Stability and Robustness Analysis of Nonlinear Systems via Contraction Metrics and SOS Programming

Erin M. Aylward, Pablo A. Parrilo, Jean-Jacques E. Slotine

Published 2006-03-13Version 1

Contraction analysis is a stability theory for nonlinear systems where stability is defined incrementally between two arbitrary trajectories. It provides an alternative framework in which to study uncertain interconnections or systems with external inputs, where it offers several significant advantages when compared with traditional Lyapunov analysis. Contraction-based methods are particularly useful for analyzing systems with uncertain parameters and for proving synchronization properties of nonlinear oscillators. Existence of a contraction metric for a given system is a necessary and sufficient condition for global exponential convergence of system trajectories.
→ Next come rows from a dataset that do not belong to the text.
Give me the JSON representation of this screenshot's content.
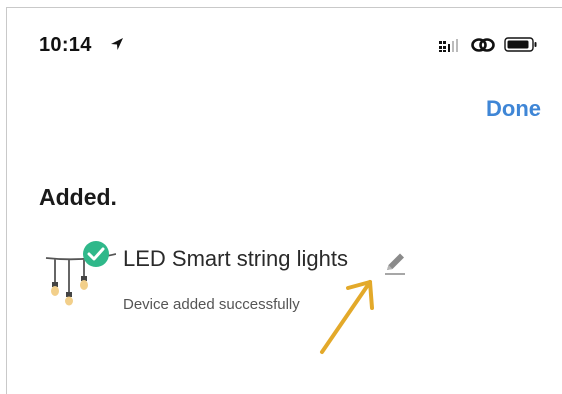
{
  "status_bar": {
    "time": "10:14",
    "location_icon": "location-arrow-icon",
    "signal_icon": "cellular-signal-icon",
    "link_icon": "link-icon",
    "battery_icon": "battery-icon"
  },
  "header": {
    "done_label": "Done"
  },
  "section": {
    "heading": "Added."
  },
  "device": {
    "name": "LED Smart string lights",
    "status": "Device added successfully",
    "image_icon": "string-lights-icon",
    "badge_icon": "check-badge-icon",
    "edit_icon": "pencil-icon"
  },
  "colors": {
    "accent": "#3f86d6",
    "success": "#2fb88a",
    "annotation": "#e3a92a"
  }
}
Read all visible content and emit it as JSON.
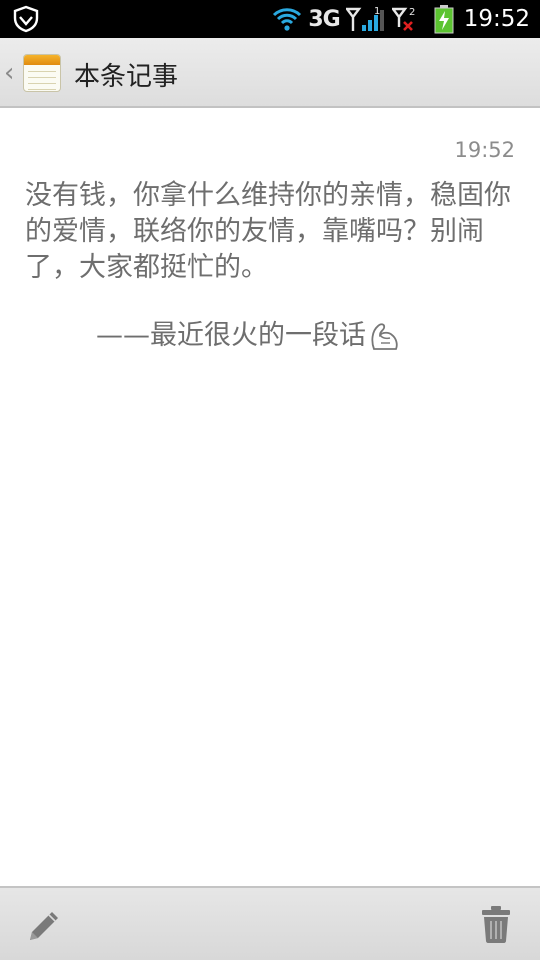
{
  "status_bar": {
    "network_type": "3G",
    "sim1_label": "1",
    "sim2_label": "2",
    "time": "19:52"
  },
  "action_bar": {
    "title": "本条记事"
  },
  "note": {
    "time": "19:52",
    "body": "没有钱，你拿什么维持你的亲情，稳固你的爱情，联络你的友情，靠嘴吗？别闹了，大家都挺忙的。",
    "signature": "——最近很火的一段话"
  },
  "bottom_bar": {
    "edit_icon": "pencil-icon",
    "delete_icon": "trash-icon"
  },
  "colors": {
    "status_bar_bg": "#000000",
    "battery_green": "#5cc431",
    "signal_blue": "#2aa9e0",
    "no_signal_red": "#e02020",
    "note_text": "#6e6e6e",
    "icon_gray": "#777777"
  }
}
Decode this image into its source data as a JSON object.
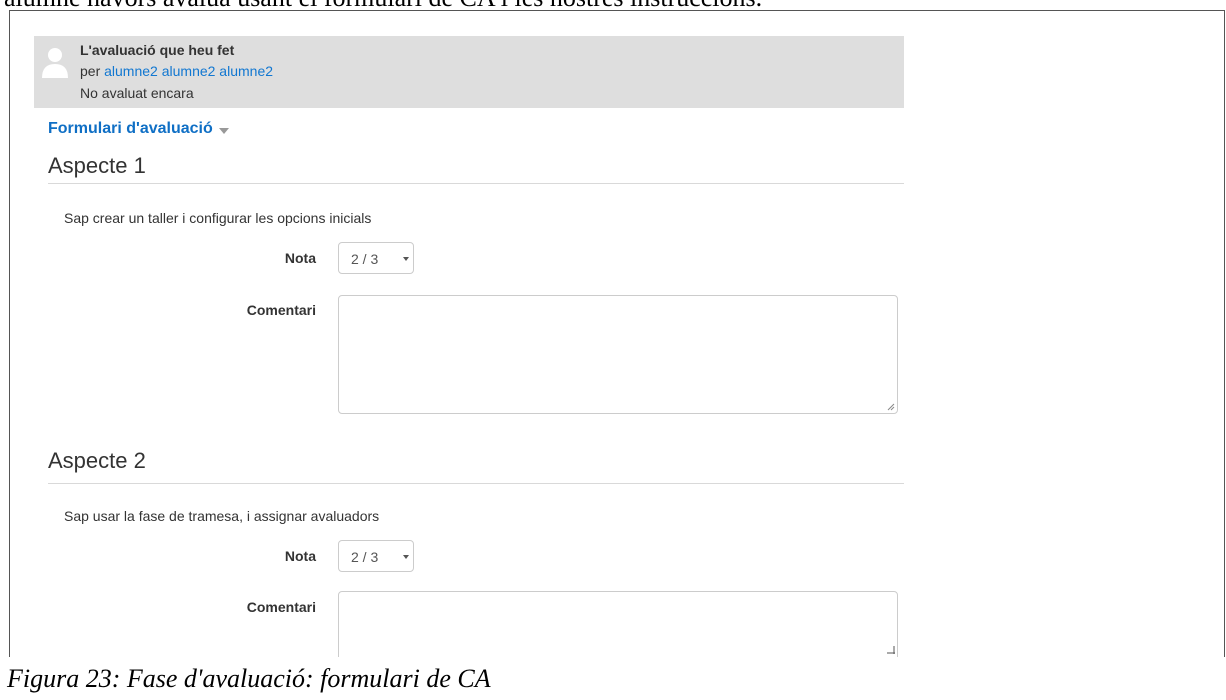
{
  "document": {
    "top_text": "alumne havors avalua usant el formulari de CA i les nostres instruccions.",
    "caption": "Figura 23: Fase d'avaluació: formulari de CA"
  },
  "assessment": {
    "title": "L'avaluació que heu fet",
    "by_prefix": "per",
    "author": "alumne2 alumne2 alumne2",
    "status": "No avaluat encara"
  },
  "form": {
    "title": "Formulari d'avaluació",
    "aspects": [
      {
        "title": "Aspecte 1",
        "description": "Sap crear un taller i configurar les opcions inicials",
        "grade_label": "Nota",
        "grade_value": "2 / 3",
        "comment_label": "Comentari",
        "comment_value": ""
      },
      {
        "title": "Aspecte 2",
        "description": "Sap usar la fase de tramesa, i assignar avaluadors",
        "grade_label": "Nota",
        "grade_value": "2 / 3",
        "comment_label": "Comentari",
        "comment_value": ""
      }
    ]
  },
  "icons": {
    "avatar": "user-avatar-icon",
    "collapse": "chevron-down-icon",
    "select_arrow": "caret-down-icon",
    "resize": "resize-grip-icon"
  },
  "colors": {
    "link": "#1177d1",
    "heading_link": "#0f6fc5",
    "header_bg": "#dedede"
  }
}
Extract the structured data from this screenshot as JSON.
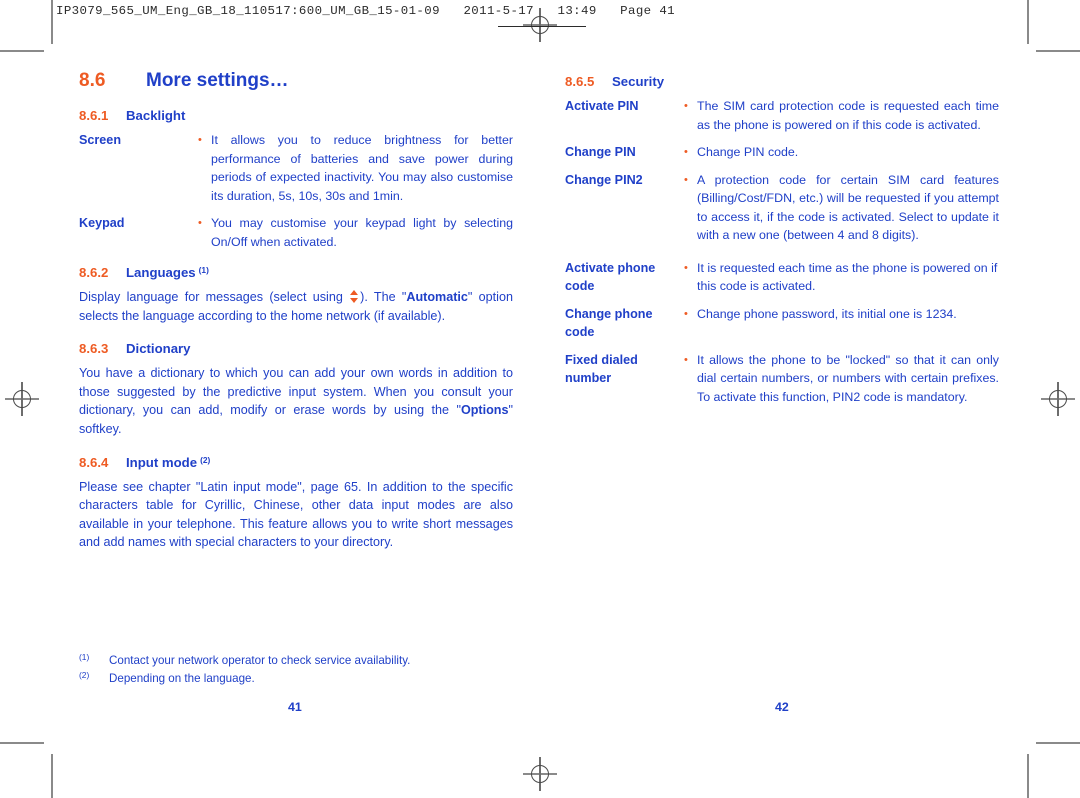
{
  "header": {
    "job_line": "IP3079_565_UM_Eng_GB_18_110517:600_UM_GB_15-01-09   2011-5-17   13:49   Page 41"
  },
  "left_column": {
    "section": {
      "number": "8.6",
      "title": "More settings…"
    },
    "subsections": [
      {
        "number": "8.6.1",
        "title": "Backlight",
        "footnote_mark": "",
        "definitions": [
          {
            "term": "Screen",
            "description": "It allows you to reduce brightness for better performance of batteries and save power during periods of expected inactivity. You may also customise its duration, 5s, 10s, 30s and 1min."
          },
          {
            "term": "Keypad",
            "description": "You may customise your keypad light by selecting On/Off when activated."
          }
        ]
      },
      {
        "number": "8.6.2",
        "title": "Languages",
        "footnote_mark": "(1)",
        "paragraph_part1": "Display language for messages (select using ",
        "paragraph_part2": "). The \"",
        "paragraph_bold": "Automatic",
        "paragraph_part3": "\" option selects the language according to the home network (if available)."
      },
      {
        "number": "8.6.3",
        "title": "Dictionary",
        "footnote_mark": "",
        "paragraph_part1": "You have a dictionary to which you can add your own words in addition to those suggested by the predictive input system. When you consult your dictionary, you can add, modify or erase words by using the \"",
        "paragraph_bold": "Options",
        "paragraph_part3": "\" softkey."
      },
      {
        "number": "8.6.4",
        "title": "Input mode",
        "footnote_mark": "(2)",
        "paragraph": "Please see chapter \"Latin input mode\", page 65. In addition to the specific characters table for Cyrillic, Chinese, other data input modes are also available in your telephone. This feature allows you to write short messages and add names with special characters to your directory."
      }
    ]
  },
  "right_column": {
    "subsection": {
      "number": "8.6.5",
      "title": "Security",
      "definitions": [
        {
          "term": "Activate PIN",
          "description": "The SIM card protection code is requested each time as the phone is powered on if this code is activated."
        },
        {
          "term": "Change PIN",
          "description": "Change PIN code."
        },
        {
          "term": "Change PIN2",
          "description": "A protection code for certain SIM card features (Billing/Cost/FDN, etc.) will be requested if you attempt to access it, if the code is activated. Select to update it with a new one (between 4 and 8 digits)."
        },
        {
          "term": "Activate phone code",
          "description": "It is requested each time as the phone is powered on if this code is activated."
        },
        {
          "term": "Change phone code",
          "description": "Change phone password, its initial one is 1234."
        },
        {
          "term": "Fixed dialed number",
          "description": "It allows the phone to be \"locked\" so that it can only dial certain numbers, or numbers with certain prefixes. To activate this function, PIN2 code is mandatory."
        }
      ]
    }
  },
  "footnotes": [
    {
      "mark": "(1)",
      "text": "Contact your network operator to check service availability."
    },
    {
      "mark": "(2)",
      "text": "Depending on the language."
    }
  ],
  "folios": {
    "left": "41",
    "right": "42"
  },
  "colors": {
    "body_blue": "#2040c8",
    "accent_orange": "#ee5b23",
    "mark_gray": "#8a8a8a"
  }
}
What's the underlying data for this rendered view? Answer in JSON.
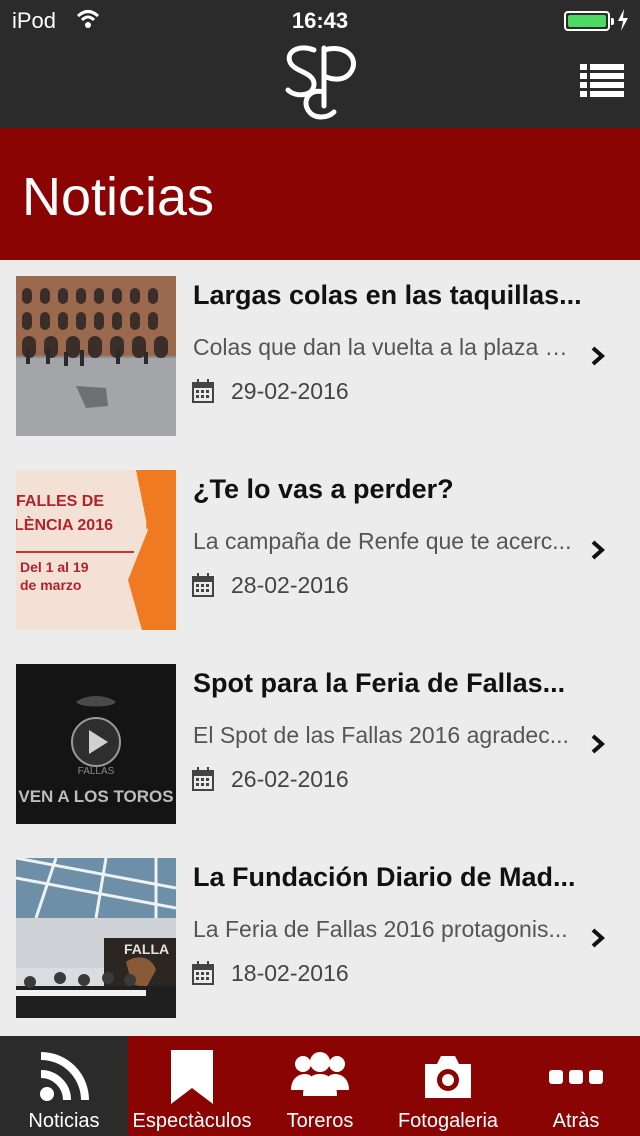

For systems with polynomial or rational dynamics, the search for contraction metrics can be made fully algorithmic through the use of convex optimization and sum of squares (SOS) programming. The search process is made computationally tractable by relaxing matrix definiteness constraints, whose feasibility indicate existence of a contraction metric, into SOS constraints on polynomial matrices. We illustrate the results through examples from the literature, emphasizing the advantages and contrasting the differences between the contraction approach and traditional Lyapunov techniques.